Lol ya gotta read!?!


Question: THE ONION AND THE CHRISTMAS TREE

The family is sitting at the dinner table.

The son asks his father, 'Dad, how many kinds of boobies are there?'

The father, surprised, answers, 'Well son, there's three kinds of
breasts.
In her twenties, a woman's breasts are like melons, round & firm. In her
thirties & forties, they are like pears, still nice, but hanging a bit.
After fifty, they are like onions.'

'Onions?'

'Yes, you see them, and they make you cry.'

This infuriated his wife and daughter so the daughter says, 'Mom, how
manytypes of 'willies' are there?'

The mother, surprised, smiles and answers, 'Well dear, a man goes
through
three phases. In his twenties, his willie is like an oak tree, mighty
and
hard. In his thirties & forties, it's like a birch tree, flexible but
reliable. After his fifties, it is like a Christmas tree.'

'A Christmas tree??'

'Yes dear, d ead from the root up and the balls are for decoration only.'

Send it out to all your girlfriends and guy friends who needs a laugh to
brighten up their day !!!


Answers: THE ONION AND THE CHRISTMAS TREE

The family is sitting at the dinner table.

The son asks his father, 'Dad, how many kinds of boobies are there?'

The father, surprised, answers, 'Well son, there's three kinds of
breasts.
In her twenties, a woman's breasts are like melons, round & firm.

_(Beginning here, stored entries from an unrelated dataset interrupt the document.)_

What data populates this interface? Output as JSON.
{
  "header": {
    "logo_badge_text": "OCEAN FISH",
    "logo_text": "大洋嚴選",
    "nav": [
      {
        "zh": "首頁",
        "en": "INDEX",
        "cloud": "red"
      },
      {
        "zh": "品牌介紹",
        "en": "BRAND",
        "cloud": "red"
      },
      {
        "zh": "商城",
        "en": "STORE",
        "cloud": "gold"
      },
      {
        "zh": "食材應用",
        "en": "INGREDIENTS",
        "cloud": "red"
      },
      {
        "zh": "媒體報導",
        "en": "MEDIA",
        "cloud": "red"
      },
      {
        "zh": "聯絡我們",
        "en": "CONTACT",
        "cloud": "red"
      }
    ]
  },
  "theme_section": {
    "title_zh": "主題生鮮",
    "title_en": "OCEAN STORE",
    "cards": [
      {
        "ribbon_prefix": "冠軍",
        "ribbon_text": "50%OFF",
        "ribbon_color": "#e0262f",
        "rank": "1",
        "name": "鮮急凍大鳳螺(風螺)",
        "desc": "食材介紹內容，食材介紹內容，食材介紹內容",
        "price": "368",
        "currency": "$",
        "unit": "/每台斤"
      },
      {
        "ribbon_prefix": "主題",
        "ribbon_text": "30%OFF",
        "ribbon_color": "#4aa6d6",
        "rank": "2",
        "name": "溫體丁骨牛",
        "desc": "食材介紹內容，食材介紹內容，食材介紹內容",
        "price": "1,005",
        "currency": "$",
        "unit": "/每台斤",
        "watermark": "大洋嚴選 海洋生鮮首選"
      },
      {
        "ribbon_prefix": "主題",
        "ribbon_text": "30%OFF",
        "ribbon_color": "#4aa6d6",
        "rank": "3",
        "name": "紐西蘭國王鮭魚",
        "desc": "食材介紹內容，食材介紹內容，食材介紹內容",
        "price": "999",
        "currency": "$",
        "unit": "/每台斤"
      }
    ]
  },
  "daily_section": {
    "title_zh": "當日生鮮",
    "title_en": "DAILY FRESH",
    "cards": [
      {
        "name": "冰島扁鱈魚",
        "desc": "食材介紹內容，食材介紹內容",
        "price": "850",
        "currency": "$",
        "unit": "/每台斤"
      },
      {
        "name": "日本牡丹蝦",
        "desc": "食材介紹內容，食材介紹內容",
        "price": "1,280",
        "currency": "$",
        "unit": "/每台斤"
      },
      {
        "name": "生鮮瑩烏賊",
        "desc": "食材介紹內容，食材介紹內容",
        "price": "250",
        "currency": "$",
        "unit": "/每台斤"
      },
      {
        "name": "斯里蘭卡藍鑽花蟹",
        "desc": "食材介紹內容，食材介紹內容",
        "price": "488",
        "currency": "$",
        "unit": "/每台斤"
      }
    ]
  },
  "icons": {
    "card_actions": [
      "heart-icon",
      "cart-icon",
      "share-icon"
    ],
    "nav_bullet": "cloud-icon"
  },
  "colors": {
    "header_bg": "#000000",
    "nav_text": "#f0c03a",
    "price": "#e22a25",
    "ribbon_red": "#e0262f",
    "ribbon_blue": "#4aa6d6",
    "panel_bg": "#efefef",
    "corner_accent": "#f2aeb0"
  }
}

In her
thirties & forties, they are like pears, still nice, but hanging a bit.
After fifty, they are like onions.'

'Onions?'

'Yes, you see them, and they make you cry.'

This infuriated his wife and daughter so the daughter says, 'Mom, how
manytypes of 'willies' are there?'

The mother, surprised, smiles and answers, 'Well dear, a man goes
through
three phases. In his twenties, his willie is like an oak tree, mighty
and
hard. In his thirties & forties, it's like a birch tree, flexible but
reliable. After his fifties, it is like a Christmas tree.'

'A Christmas tree??'

'Yes dear, d ead from the root up and the balls are for decoration only.'

Send it out to all your girlfriends and guy friends who needs a laugh to
brighten up their day !!!

lol, jajaja this is very funny, thanks.

???

That is very funny. Cute joke! Thanks for the smile! (it was a nice break from the essay i'm writing right now!)

That was funny! Thanks for the laugh!!

That was freakin hilarious, Trust me if I had been drinking milk it would have spewed outta my nose!

im still laughing

lmao good one
onions they just make you cry lol

lools nice joke hahaha

that was so funny......lol....

thats my daddy !!! too cute

Here's another useful joke


The Man Dictionary


"IT'S A GUY THING"
Translated: "There is no rational thought pattern connected
with it, and you have no chance at all of making it logical."




"CAN I HELP WITH DINNER?"
Translated: "Why isn't it already on the table?"




"UH HUH," "SURE, HONEY," OR "YES, DEAR"
Translated: Absolutely nothing. It's a conditioned response.




"IT WOULD TAKE TOO LONG TO EXPLAIN"
Translated: "I have no idea how it works."




"I WAS LISTENING TO YOU. IT'S JUST
THAT I HAVE THINGS ON MY MIND."
Translated: "That girl standing on the
corner is a real babe."




"TAKE A BREAK HONEY, YOU'RE WORKING TOO HARD."
Translated: "I can't hear the game over the vacuum cleaner."




"THAT'S INTERESTING, DEAR."
Translated: "Are you still talking?"




"YOU KNOW HOW BAD MY MEMORY IS."
Translated: "I remember the theme song to 'F Troop', the
address of the first girl I ever kissed, and the vehicle
identification numbers of every car I've ever
owned, but I forgot your birthday."




"I WAS JUST THINKING ABOUT YOU,
AND GOT YOU THESE ROSES."
Translated: "The girl selling them on the
corner was a real babe."




"OH, DON'T FUSS - I JUST CUT MYSELF,
IT'S NO BIG DEAL."
Translated: "I have actually severed a limb,
but will bleed to death before I admit that I'm hurt."




"I CAN'T FIND IT."
Translated: "It didn't fall into my outstretched
hands, so I'm completely clueless."




"WHAT DID I DO THIS TIME?"
Translated: "What did you catch me at?"




"I HEARD YOU."
Translated: "I haven't the foggiest clue what
you just said, and am hoping desperately that I can fake it
well enough so that you don't spend the next three days yelling at me."




"YOU KNOW I COULD NEVER LOVE ANYONE ELSE."
Translated: "I am used to the way you yell at me,
and realize it could be worse."




"YOU LOOK TERRIFIC."
Translated: "Oh, God, please don't try on one
more outfit, I'm starving."




"I'M NOT LOST. I KNOW EXACTLY WHERE WE ARE."
Translated: "No one will ever see us alive again."